Black History Month: UMES, A look back

PRINCESS ANNE, Md. – Picture this, the year is 1886, and the Delaware Conference Academy, which would be later known as the University of Maryland Eastern Shore, opened its doors in Princess Anne.

Little did the town know, it would be the beginning of an educational powerhouse on the shore.

“It started with 2 or 3 teachers and about 13 students right here on this land, not in this particular place we are right now but in a stretch of land that is now over 1,000 acres,” said Dr. James White, UMES Alumni and president of the National Alumni Association for UMES.

That small assembly of the school’s population would grow, first joining the University system of Maryland, and then eventually re-branding as the University of Maryland Eastern Shore in 1970.

But before that new decade began, the world faced a massive civil rights movement, where African -American students at UMES would use their voices to be heard and seen as equal. That same fight continues even today.

“We still have to sing our praises, we still have to raise our voices, we still have to let the squeaky wheel be heard so that we can get the attention that we deserve,” Dr. White said.

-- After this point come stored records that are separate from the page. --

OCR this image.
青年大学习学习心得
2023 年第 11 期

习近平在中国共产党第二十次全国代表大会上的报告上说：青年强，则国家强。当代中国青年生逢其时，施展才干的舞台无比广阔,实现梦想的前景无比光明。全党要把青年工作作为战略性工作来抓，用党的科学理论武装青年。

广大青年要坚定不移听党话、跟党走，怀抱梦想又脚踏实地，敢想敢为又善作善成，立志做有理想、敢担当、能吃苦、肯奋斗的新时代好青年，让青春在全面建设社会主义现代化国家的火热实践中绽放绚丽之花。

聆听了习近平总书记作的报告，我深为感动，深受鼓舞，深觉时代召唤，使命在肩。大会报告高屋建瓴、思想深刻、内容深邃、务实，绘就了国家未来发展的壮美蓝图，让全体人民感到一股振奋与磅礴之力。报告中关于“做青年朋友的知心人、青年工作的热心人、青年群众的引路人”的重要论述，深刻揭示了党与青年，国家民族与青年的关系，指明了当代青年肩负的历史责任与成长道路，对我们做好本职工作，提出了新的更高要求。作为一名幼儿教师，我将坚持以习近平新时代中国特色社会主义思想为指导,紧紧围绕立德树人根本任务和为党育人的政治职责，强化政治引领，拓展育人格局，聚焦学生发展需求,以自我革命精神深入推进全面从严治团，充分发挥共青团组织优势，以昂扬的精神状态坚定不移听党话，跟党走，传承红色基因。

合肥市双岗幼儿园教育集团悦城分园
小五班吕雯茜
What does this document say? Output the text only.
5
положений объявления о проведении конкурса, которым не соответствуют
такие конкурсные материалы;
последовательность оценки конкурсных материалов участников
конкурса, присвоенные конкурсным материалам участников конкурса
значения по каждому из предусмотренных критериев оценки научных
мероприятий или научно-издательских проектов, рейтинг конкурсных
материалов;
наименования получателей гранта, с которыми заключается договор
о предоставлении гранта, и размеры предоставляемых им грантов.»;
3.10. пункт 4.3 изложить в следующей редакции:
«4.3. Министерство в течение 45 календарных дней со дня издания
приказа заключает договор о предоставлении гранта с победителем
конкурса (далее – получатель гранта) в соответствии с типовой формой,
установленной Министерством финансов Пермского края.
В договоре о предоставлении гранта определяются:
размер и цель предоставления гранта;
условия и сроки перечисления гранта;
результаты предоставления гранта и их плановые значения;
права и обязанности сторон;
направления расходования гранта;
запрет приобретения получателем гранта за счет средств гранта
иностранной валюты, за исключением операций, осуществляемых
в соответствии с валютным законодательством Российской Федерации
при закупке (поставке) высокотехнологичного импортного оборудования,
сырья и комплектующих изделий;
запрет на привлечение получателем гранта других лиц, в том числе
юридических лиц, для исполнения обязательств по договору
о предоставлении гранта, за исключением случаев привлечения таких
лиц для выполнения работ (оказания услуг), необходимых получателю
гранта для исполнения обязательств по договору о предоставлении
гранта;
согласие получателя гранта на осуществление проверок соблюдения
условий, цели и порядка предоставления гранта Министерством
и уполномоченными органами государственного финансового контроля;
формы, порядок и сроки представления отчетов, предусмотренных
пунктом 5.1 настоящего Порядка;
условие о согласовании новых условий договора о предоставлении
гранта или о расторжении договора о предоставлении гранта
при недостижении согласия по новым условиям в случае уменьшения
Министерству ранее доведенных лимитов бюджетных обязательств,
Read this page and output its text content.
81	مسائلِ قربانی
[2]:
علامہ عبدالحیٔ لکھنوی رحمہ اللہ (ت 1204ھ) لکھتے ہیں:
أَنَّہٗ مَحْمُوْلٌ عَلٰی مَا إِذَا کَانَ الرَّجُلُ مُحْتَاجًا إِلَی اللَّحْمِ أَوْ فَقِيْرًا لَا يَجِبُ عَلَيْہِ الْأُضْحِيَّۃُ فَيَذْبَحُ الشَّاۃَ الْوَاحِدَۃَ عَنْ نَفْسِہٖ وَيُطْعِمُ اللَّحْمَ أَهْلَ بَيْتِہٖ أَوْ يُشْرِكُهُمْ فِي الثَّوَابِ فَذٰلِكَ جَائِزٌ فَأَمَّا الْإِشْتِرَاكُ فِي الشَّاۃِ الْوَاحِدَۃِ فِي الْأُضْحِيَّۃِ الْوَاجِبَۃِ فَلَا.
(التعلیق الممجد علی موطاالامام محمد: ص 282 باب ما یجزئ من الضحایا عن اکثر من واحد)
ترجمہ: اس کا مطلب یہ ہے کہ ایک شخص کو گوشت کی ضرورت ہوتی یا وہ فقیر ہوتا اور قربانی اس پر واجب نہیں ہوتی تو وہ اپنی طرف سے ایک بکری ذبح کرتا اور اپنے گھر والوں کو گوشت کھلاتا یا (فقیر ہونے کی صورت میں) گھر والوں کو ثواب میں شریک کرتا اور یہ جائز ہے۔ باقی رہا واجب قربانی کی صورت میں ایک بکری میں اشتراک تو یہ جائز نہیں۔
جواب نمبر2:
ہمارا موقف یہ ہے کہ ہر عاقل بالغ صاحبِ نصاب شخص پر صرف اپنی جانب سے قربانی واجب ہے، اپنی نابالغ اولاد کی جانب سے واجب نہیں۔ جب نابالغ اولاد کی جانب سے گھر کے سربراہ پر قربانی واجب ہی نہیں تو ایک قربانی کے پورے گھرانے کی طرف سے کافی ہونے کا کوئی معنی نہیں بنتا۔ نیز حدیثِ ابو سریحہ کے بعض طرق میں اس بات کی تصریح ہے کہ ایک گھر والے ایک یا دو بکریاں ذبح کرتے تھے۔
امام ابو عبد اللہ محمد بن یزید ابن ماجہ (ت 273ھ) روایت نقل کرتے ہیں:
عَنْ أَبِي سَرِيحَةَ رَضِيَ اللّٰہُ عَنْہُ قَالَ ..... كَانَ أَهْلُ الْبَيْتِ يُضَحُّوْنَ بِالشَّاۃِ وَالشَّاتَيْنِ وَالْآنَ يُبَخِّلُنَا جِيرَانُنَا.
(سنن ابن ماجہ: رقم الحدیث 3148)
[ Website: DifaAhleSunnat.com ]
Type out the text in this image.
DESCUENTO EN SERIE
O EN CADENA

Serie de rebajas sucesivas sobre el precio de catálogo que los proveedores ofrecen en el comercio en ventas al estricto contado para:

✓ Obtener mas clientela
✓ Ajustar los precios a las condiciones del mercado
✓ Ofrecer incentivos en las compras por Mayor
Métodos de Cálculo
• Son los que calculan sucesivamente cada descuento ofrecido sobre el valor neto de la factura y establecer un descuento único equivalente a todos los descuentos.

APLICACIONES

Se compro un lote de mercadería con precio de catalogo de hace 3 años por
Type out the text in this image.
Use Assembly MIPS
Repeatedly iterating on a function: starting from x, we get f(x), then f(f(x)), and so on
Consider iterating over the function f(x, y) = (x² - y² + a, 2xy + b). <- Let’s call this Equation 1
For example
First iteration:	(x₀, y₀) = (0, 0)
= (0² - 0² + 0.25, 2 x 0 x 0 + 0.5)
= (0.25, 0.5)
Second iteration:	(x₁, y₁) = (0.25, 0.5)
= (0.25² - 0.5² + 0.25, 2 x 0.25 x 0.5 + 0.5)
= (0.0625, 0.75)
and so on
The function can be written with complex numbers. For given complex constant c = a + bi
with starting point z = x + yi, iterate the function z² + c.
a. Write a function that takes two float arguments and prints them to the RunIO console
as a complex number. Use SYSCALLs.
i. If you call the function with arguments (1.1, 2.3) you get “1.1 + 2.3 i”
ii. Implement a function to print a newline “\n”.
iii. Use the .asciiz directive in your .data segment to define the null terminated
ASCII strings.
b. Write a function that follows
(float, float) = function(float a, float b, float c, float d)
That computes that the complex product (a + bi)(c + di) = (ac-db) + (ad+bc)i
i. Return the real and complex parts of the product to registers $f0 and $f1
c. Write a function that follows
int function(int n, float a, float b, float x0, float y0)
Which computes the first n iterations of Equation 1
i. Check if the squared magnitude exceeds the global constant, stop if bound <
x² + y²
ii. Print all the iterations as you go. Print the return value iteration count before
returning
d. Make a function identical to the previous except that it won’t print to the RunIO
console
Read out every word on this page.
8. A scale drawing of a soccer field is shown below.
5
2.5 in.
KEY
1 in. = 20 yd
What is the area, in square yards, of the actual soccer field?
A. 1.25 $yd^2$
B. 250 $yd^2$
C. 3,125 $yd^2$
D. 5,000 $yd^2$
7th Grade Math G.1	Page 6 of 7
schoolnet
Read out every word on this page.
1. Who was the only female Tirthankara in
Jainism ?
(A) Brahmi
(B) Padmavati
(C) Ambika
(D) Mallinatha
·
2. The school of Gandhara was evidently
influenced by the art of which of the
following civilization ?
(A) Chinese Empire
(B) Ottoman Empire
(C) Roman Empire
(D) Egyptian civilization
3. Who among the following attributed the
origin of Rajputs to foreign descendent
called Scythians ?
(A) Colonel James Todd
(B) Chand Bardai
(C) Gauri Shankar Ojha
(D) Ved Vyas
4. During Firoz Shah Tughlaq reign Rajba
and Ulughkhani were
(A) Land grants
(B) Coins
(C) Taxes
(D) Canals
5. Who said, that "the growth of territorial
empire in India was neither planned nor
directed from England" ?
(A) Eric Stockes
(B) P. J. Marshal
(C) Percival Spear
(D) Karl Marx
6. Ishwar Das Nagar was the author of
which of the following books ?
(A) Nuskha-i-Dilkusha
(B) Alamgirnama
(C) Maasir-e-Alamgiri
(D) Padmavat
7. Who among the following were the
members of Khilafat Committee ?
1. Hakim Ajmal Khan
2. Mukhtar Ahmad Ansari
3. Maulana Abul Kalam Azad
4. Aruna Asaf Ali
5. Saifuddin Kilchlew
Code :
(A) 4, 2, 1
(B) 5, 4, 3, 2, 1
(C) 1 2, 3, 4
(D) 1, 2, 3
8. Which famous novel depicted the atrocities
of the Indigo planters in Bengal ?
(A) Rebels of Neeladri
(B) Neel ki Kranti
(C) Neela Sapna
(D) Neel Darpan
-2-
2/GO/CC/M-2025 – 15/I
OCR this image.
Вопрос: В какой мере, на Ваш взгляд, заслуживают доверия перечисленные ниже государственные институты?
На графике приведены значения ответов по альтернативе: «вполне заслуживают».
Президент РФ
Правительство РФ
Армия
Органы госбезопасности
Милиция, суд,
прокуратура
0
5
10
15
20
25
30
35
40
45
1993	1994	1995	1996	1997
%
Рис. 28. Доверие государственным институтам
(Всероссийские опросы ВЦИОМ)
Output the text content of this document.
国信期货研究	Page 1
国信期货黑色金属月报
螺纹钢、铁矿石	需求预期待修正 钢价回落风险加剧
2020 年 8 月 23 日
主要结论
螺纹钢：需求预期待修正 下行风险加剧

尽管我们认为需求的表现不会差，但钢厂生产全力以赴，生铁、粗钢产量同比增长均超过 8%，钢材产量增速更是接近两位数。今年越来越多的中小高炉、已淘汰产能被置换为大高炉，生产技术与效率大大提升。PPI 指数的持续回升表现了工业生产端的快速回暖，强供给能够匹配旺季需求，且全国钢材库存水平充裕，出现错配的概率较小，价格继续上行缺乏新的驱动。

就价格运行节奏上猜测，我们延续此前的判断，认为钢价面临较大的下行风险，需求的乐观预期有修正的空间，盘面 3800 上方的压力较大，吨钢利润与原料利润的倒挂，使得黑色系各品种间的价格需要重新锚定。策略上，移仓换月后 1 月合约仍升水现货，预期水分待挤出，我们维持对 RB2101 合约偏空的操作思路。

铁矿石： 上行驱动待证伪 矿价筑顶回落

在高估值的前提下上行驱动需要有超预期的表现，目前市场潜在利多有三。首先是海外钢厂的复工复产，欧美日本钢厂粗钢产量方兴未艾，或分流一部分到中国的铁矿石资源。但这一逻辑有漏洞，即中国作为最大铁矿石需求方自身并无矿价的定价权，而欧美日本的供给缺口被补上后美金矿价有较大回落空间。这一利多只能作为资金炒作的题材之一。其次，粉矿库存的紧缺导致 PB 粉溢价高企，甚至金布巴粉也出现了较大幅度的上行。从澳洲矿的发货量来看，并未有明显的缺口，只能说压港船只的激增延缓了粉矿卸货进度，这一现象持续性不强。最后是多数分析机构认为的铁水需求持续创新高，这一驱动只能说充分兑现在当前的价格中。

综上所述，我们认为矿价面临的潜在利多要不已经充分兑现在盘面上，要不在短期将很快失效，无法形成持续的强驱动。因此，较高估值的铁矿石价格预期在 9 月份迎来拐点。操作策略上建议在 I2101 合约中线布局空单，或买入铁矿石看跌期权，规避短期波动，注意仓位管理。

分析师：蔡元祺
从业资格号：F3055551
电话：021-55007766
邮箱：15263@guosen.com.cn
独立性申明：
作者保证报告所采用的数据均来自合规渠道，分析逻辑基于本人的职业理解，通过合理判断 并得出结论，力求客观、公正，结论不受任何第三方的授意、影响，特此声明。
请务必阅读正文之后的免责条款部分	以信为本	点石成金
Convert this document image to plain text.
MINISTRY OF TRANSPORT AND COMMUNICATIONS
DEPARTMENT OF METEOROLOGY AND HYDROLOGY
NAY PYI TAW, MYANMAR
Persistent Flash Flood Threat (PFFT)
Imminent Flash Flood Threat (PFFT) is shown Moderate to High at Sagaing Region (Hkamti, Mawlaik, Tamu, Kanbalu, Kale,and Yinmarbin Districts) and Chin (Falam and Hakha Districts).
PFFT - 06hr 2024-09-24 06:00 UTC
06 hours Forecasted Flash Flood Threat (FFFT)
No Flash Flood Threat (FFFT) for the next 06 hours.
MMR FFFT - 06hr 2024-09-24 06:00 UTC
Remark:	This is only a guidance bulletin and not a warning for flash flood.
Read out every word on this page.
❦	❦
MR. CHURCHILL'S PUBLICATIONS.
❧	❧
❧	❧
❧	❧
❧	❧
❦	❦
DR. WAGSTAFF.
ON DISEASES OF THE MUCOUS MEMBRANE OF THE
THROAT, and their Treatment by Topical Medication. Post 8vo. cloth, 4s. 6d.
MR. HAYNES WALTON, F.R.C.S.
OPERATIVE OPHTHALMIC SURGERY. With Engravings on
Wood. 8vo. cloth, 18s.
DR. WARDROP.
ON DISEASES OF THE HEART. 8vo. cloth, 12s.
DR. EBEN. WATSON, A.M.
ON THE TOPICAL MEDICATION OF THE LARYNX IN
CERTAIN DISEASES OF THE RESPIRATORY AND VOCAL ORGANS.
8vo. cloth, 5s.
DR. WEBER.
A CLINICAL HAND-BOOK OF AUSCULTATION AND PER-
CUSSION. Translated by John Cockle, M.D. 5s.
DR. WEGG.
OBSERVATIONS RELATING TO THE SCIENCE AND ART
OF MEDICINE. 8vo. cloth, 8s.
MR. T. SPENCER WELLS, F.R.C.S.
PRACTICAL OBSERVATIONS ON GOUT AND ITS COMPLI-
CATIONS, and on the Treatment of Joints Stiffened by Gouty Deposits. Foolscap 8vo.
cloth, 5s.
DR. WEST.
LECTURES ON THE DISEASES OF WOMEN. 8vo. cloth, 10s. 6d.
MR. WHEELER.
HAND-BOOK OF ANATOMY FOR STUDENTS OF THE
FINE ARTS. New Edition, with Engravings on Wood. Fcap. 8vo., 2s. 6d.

So how is the fight for equality kept alive today? Dr. James White says the key is keep telling their story, to keep showing them that UMES deserves the funding that any other university in the state does.

“If UMES had the funding that College Park has, that other institutions in USM have you couldn’t touch us,” says Dr. White. “I will put my degree against any individual from any college anywhere in the United States of America.”

Now during black history month, White says UMES offers the knowledge for why this month is important and why it is celebrated.

Dr. White says, “My people are lost for a lack of knowledge. Black History Month gives them knowledge. The University of Maryland Eastern Shore gives them knowledge and gives them an opportunity to advance. HBCU’s graduate more black scholars than any other institution across the nation.”

The University of Maryland Eastern Shore now enrolls over 2,500 students. It sits on over 1,000 acres and offers degrees in 38 bachelors’, 14 masters’, and eight doctoral programs.

The institution has also been visited by and played home to many African-Americans well-known in the civil rights movement like Dr. Martin Luther King and the late Congressman John Lewis.